15. The method according to claim 1, wherein the fecal matter is comprised in liquid medium and/or does not comprise solids having a diameter of more than 10.

16. The method according to claim 1, wherein the fecal matter is combined with a chemotherapeutic agent.

17. The method according to claim 1, wherein the allogenic fecal matter is comprised in a composition, a pharmaceutical composition, a liquid or solid dosage form, a capsule, a tablet, or a powder.
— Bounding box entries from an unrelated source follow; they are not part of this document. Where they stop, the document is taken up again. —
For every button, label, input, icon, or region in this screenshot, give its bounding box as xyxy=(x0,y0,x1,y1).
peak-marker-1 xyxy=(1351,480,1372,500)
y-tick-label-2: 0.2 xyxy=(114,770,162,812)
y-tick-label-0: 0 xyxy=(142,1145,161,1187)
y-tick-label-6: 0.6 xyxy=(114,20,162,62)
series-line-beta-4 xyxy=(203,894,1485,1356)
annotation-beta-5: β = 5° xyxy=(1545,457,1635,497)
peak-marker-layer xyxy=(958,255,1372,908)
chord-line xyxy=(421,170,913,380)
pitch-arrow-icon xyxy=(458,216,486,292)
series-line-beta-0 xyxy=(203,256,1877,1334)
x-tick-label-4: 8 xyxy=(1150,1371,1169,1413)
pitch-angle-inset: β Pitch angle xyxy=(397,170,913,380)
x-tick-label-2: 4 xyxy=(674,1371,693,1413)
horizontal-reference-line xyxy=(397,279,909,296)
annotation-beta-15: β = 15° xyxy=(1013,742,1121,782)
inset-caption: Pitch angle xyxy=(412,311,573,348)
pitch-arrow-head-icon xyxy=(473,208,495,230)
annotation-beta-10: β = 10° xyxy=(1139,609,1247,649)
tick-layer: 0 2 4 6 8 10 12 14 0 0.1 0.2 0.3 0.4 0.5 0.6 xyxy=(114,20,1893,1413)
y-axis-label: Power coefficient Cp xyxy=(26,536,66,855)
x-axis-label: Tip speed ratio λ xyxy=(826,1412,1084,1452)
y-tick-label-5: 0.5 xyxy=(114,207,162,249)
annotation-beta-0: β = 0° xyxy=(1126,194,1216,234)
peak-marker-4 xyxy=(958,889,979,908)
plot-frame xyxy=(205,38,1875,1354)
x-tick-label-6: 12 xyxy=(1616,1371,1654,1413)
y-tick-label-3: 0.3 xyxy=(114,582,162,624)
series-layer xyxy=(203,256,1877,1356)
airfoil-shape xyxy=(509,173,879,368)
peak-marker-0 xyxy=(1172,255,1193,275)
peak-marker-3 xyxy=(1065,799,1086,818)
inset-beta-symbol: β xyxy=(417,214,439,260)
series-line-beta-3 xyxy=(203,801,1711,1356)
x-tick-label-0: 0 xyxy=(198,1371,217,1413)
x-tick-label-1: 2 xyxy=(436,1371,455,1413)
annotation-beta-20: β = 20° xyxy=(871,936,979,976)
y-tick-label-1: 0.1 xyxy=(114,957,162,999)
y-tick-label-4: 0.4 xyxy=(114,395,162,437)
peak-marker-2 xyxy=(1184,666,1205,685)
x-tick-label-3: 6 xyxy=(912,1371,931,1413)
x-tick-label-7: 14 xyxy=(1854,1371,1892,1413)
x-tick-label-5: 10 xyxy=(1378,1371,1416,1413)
18. The method according to claim 1, wherein the subject is a mammal.

19. A method of treating a human patient for cachexia, the method comprising: administering allogenic fecal matter to a patient in need thereof,

wherein the allogenic fecal matter is obtained from at least one donor subject who does not have metabolic syndrome,

wherein the at least one donor subject has

a Body Mass Index (BMI) of at least 34 kg/m²; and

a HOMA-IR of at most 1.0 mg/dL and/or an age of at most 25 years, and

wherein the cachexia is associated with cancer, congestive heart failure, chronic obstructive pulmonary disease, chronic kidney disease, or AIDS.

20. The method according to claim 19, wherein the allogenic fecal matter is administered to the patient's duodenum.